I'd suggest the AXE033 plus a set of 0.1" header sockets so you can swap LCD around rather than just buying the LCD display part. Buy 0.1" pins and headers for use with the other LCD you have.

That way you'll have a 'works out the box' display and then you can drop in other LCD to check they also work. You also have the AXE033 display which you know works and can be connected directly to a PICAXE to get a parallel interface working. The caveat is that you have to accept all risk in doing these things.

It's always best to have something which works then you can test by substitution. With two or more unknown quantities you don't know what works and what doesn't.

www.techsupplies.co.uk/AXE033
 

Dippy

Moderator
Wise words. My philosophy exactly. I've probably said it hundred times before on this Forum.
When something is new or you are inexperienced then MINIMISE the variables.

Once you start turning into a Big Boy you can start pushing it a bit as you will have a Book of Skills you can use, and of course your Grimoire of circuits and code.

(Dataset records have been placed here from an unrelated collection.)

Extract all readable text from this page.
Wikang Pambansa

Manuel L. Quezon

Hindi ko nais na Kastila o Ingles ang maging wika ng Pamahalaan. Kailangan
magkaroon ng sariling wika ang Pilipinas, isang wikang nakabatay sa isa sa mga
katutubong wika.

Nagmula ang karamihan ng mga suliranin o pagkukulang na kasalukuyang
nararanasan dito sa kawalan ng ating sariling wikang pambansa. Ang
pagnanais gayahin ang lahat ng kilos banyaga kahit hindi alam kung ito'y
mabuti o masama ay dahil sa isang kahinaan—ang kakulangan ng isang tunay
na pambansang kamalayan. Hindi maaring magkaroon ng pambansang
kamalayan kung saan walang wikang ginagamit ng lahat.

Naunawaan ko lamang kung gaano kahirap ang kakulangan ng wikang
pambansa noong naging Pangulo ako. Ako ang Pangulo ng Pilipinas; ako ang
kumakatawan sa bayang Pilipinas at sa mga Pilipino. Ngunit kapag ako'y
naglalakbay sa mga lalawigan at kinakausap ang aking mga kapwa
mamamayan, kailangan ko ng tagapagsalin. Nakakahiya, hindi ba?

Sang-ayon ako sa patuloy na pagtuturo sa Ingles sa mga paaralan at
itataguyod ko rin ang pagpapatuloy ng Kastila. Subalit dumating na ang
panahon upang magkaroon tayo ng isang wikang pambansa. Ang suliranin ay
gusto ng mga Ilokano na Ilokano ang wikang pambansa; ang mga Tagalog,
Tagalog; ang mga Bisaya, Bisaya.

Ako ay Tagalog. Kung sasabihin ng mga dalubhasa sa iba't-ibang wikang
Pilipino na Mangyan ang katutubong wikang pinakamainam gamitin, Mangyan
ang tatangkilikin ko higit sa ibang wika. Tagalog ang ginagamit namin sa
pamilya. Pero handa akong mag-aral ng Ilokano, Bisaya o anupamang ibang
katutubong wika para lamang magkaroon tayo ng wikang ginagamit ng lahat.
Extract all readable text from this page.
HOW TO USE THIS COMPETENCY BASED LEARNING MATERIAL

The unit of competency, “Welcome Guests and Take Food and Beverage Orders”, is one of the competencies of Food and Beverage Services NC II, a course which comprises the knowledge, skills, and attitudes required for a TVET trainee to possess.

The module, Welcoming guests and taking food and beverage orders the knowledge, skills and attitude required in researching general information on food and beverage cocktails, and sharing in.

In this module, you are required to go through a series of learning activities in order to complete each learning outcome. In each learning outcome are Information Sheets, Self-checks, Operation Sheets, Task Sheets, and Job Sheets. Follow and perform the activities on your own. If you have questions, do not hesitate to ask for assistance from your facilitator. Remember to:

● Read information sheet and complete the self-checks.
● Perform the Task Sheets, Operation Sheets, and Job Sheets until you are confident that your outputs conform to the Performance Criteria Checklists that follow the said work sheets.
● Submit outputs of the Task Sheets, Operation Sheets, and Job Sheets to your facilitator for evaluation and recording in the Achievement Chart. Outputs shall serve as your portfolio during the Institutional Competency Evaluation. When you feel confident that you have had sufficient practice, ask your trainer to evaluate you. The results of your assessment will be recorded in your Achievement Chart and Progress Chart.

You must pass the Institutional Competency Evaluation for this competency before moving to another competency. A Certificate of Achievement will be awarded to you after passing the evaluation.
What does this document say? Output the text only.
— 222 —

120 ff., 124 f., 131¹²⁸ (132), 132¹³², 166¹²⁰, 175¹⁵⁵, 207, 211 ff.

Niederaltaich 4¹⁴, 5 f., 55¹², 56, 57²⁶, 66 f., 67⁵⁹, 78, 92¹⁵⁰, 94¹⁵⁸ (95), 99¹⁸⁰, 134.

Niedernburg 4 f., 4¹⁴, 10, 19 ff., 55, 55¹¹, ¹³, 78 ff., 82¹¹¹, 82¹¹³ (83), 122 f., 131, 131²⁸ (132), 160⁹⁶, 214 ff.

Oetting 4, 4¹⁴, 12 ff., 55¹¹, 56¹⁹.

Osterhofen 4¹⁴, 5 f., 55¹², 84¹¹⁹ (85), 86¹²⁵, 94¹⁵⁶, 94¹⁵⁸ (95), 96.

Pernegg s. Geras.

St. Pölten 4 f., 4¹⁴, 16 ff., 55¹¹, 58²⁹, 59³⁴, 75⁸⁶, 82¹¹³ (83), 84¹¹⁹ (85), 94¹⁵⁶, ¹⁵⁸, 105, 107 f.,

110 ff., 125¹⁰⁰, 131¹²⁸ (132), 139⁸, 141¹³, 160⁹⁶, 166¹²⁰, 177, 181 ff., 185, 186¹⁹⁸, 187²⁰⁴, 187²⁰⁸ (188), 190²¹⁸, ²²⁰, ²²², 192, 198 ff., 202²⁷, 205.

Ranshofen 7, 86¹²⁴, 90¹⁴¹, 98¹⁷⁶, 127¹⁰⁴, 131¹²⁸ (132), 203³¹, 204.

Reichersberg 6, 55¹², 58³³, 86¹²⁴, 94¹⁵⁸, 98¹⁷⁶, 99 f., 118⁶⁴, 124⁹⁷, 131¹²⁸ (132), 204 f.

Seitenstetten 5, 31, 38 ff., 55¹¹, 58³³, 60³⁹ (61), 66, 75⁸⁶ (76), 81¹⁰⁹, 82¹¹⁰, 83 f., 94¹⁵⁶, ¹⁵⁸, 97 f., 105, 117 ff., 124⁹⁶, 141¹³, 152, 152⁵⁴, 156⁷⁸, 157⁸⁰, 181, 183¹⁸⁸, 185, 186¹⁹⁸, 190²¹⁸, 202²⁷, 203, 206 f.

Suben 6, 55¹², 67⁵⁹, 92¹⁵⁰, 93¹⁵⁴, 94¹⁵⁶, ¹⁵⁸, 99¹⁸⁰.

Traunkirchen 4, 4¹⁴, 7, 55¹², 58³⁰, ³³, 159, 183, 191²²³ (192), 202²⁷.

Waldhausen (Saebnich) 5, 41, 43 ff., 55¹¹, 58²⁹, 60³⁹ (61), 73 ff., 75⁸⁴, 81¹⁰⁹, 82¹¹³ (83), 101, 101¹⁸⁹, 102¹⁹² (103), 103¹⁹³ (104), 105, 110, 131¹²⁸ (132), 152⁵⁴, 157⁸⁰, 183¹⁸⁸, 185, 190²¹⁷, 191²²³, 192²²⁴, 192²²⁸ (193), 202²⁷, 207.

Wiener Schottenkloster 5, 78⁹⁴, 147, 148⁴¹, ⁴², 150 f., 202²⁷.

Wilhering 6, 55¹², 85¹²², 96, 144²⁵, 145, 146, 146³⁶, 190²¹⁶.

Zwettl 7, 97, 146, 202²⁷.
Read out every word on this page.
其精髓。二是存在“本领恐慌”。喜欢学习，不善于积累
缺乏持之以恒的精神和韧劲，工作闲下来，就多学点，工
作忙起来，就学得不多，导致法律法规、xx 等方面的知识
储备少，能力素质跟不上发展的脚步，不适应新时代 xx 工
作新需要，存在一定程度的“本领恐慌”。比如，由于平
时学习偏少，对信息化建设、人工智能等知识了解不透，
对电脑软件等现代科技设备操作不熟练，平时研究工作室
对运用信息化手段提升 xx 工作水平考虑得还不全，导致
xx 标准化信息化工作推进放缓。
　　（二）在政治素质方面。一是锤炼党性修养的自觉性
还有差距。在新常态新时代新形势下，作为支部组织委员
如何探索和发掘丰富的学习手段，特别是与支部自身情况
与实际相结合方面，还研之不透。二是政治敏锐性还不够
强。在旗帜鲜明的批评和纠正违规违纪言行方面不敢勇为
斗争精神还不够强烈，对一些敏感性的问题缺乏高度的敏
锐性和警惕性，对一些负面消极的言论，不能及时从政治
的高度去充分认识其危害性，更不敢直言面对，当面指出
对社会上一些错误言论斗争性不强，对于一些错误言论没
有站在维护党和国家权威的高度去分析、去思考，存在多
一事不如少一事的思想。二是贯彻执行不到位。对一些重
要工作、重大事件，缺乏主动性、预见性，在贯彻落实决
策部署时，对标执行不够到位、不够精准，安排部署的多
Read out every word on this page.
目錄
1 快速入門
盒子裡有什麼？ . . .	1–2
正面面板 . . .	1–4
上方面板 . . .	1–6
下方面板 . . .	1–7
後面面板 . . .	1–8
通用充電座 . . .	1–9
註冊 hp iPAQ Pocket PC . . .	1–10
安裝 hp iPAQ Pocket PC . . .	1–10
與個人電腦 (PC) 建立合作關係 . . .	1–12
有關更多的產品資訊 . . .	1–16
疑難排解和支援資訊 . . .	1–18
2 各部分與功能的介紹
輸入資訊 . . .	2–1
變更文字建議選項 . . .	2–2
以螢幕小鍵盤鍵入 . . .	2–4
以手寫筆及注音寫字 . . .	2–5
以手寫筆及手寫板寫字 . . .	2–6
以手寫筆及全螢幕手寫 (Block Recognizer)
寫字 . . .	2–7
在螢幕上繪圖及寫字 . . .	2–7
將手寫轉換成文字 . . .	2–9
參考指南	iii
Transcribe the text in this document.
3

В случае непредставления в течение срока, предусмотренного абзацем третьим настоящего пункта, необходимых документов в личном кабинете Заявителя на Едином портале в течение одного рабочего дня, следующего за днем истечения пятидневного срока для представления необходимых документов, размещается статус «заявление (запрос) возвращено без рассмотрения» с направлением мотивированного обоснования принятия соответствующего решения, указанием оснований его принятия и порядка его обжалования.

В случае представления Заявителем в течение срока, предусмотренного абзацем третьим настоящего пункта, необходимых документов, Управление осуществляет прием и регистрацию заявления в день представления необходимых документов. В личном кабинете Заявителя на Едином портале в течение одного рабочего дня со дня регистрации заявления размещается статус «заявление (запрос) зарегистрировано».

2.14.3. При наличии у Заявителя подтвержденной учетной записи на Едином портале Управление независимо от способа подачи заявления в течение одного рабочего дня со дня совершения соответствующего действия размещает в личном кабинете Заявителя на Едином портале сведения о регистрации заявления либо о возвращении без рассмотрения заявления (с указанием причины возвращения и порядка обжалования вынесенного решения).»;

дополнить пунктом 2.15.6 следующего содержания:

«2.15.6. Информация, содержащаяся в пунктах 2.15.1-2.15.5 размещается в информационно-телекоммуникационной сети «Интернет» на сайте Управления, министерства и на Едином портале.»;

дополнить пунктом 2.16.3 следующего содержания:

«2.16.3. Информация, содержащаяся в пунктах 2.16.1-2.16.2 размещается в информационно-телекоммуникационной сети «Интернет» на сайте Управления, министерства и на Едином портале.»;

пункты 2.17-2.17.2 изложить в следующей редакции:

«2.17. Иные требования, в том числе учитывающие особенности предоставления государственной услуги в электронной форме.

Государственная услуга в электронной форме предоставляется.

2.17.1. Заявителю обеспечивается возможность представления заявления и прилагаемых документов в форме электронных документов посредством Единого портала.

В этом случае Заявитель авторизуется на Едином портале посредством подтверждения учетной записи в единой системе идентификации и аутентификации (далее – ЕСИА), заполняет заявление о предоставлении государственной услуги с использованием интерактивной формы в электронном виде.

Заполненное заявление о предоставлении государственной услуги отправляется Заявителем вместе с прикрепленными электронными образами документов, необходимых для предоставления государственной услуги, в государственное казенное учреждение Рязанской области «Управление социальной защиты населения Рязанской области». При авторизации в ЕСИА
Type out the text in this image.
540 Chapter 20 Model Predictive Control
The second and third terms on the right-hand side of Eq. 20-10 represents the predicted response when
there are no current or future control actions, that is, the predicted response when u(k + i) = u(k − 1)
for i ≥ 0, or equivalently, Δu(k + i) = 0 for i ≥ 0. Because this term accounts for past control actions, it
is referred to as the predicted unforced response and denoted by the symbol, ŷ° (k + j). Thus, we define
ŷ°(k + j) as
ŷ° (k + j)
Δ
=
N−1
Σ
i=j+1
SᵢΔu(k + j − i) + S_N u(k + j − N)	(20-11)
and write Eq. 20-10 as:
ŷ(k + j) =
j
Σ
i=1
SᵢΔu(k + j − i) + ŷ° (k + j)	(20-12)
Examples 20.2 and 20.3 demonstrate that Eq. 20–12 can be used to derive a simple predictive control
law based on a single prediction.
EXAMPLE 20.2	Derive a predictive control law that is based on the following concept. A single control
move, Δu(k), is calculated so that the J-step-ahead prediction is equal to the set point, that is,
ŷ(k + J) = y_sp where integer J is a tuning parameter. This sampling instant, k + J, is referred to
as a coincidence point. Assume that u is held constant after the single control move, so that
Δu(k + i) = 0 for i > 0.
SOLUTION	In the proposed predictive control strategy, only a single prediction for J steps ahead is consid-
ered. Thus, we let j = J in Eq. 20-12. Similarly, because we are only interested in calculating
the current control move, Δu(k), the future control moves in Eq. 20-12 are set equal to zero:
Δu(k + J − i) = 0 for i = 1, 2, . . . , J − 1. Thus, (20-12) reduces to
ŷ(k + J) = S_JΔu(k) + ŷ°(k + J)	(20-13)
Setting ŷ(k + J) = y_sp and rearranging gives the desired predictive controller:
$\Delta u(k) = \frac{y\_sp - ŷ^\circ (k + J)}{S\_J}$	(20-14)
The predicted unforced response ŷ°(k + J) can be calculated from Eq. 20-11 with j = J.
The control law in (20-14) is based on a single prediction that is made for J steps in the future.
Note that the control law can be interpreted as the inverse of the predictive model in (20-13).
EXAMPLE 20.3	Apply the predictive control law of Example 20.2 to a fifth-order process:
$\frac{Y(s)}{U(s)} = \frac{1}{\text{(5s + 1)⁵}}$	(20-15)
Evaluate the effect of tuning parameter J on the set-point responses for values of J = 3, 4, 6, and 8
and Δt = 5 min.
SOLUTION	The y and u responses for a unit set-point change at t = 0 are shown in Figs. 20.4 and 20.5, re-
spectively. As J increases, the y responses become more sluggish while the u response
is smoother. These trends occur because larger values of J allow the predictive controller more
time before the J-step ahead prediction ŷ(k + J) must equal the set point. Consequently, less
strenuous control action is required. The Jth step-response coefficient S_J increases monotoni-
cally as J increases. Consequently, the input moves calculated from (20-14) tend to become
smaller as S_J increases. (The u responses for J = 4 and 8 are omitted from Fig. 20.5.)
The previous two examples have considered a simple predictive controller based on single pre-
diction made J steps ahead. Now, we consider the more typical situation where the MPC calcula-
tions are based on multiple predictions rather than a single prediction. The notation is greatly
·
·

Blimey, I used like Molesworth. I had the Compleet Molesworth until I gave it away recently. Cave! Cave! Oh these Comp boys don't know what they have missed. :)
 

John West

Senior Member
My philosophy has always been to work in low light, with incorrect documentation, using unmarked, underrated, unidentifiable components, poorly soldered, in questionable configurations, connected by a rats-nest of identically colored wires, driven by underpowered and noisy power supplies, in an unsafe work environment, while troubleshooting with erratically unreliable and inappropriate test equipment that I'm not too sure how to operate, in a hurried time-frame with a supervisor looking over my shoulder and asking stupid questions while making veiled threats about me 'losing my job over this' - in order to do everything wrong that can possibly be done.

Thereby learning all there is to know about what NOT to do and how not to do it, ensuring that I will at some point in the future finally understand how to do everything correctly.

Not sure how far along I am in my quest, but I am slowly making rapid progress.